I kept feeling like maybe I was missing something at every turn, but looking back there’s just no way that could have been the case. Everything is clarified and reclarified a hundred different times in a hundred different ways to make the movie seem much longer and more convoluted than it is or needs to be. It’ll try to trick you into respecting its imaginary complexity, but don’t let it! The basic formula for the movie is this: let’s look for a cardinal, let’s chat for a bit, let’s get into some crazy shenanigans and then let’s go do it all over again. Lather, rinse, repeat.
It’s one of the laziest and sloppiest paint-by-numbers summer blockbusters that I’ve seen in some time. Not even Spider-Man 3 was this lifeless. (Granted, Angels & Demons doesn’t quite resonate on the same level of unholy clusterfuck that Spider-Man 3 did.) Everyone in this movie, right from the get-go, just seems bored as hell (especially Hanks). After about a half-hour or so I was asking myself, “Who the hell are these people and what do I care about what’s happening?” I never got an answer. Just the same drab blah-blah-blechh. The only thing surprising about this movie is how grisly it is for a PG-13. (Seriously, if you take away Howard, Hanks, and money, you’ve got an R-rating on this one in a second.)
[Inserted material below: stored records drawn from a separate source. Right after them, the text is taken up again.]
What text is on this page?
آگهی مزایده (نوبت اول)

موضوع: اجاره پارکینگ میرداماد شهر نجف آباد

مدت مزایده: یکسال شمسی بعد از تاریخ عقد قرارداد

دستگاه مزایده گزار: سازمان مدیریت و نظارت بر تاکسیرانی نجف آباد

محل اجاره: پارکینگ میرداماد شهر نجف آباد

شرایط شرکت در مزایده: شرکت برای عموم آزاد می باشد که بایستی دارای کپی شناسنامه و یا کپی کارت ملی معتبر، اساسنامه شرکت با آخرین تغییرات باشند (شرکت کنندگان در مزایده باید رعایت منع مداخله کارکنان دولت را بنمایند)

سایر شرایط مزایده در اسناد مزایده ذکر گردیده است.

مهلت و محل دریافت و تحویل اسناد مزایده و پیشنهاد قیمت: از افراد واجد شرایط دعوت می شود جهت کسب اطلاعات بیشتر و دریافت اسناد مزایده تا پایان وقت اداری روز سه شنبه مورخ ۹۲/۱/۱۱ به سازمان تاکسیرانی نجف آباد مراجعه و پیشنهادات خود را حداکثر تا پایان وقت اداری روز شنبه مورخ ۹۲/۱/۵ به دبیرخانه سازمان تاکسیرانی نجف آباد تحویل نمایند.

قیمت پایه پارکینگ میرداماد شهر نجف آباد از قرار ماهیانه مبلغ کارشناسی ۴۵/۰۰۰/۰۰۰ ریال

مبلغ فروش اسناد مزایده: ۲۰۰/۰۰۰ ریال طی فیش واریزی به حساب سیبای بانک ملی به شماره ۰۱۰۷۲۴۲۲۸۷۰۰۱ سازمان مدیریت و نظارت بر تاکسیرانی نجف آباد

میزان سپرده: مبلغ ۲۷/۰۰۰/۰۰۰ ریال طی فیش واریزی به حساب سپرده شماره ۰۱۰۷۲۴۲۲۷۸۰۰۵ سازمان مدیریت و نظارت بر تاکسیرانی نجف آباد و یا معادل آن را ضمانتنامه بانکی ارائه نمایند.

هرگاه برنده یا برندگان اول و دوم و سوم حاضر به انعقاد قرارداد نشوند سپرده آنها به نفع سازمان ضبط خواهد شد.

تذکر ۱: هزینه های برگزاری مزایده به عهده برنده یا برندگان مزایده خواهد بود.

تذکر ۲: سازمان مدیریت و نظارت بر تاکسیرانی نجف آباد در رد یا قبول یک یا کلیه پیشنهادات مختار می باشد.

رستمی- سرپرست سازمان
But even with that ante upped a bit, most of the action and suspense in this movie is a complete and utter joke. At first, director Ron Howard is so desperate to not force his audience into a coma that he actually goes so far as to turn cars making U-turns into minor action sequences. Maybe it’ll work on some, but I’m not falling for it, sir.
Once the stakes get a little bit higher, he upgrades to shutting off the power and air to the Vatican Archives, locking Tom Hanks and an expendable (armed) buddy inside, to bang against the glass doors, praying for a way out as their air supply runs low. Did I mention the buddy was armed? Hanks makes use of this only after the buddy is passed out and he’s climbed up one of the many large book shelves and rocked his body weight back and forth, letting it fall against the glass–and to no avail. Then he tries the gun.
There are some things I liked about the movie. Very few, but they were there–mainly in performances. I always like to see Stellan Skarsgaard in something, so that was nice. And even David Pasquesi (Stu the meat-man from Strangers with Candy) showed up! I also really liked Ewan McGregor as the camerlengo in great mourning of the loss of the pope. Well, I should clarify that I liked him up to a point–and you’ll know that point when it hits, I promise you. It’ll hit you like a limp body slamming into a stone wall. The real strong point of the film, however, is Armin Mueller-Stahl, whose performance as Cardinal Strauss hits all the right notes and winds up creating easily the most human and interesting character in the whole film.
But, friends, the film isn’t worthy of any of these few fleeting good traits because there is quite simply nothing to it. Where it all ends up and the obnoxious ordeal that it takes to get there is a profound misconception on every level. Angels & Demons is exactly what it should not have been in light of its ideas and subject matter–a film with zero ambition. It wrecklessly weaves its way around lofty ideas and themes with no desire to do little more than acknowledge their existence. Just when you think it might be building towards a shred of respectable integrity, it trades in relevance and intelligence for unnecessary plot twists and arbitrary action sequences. Shame.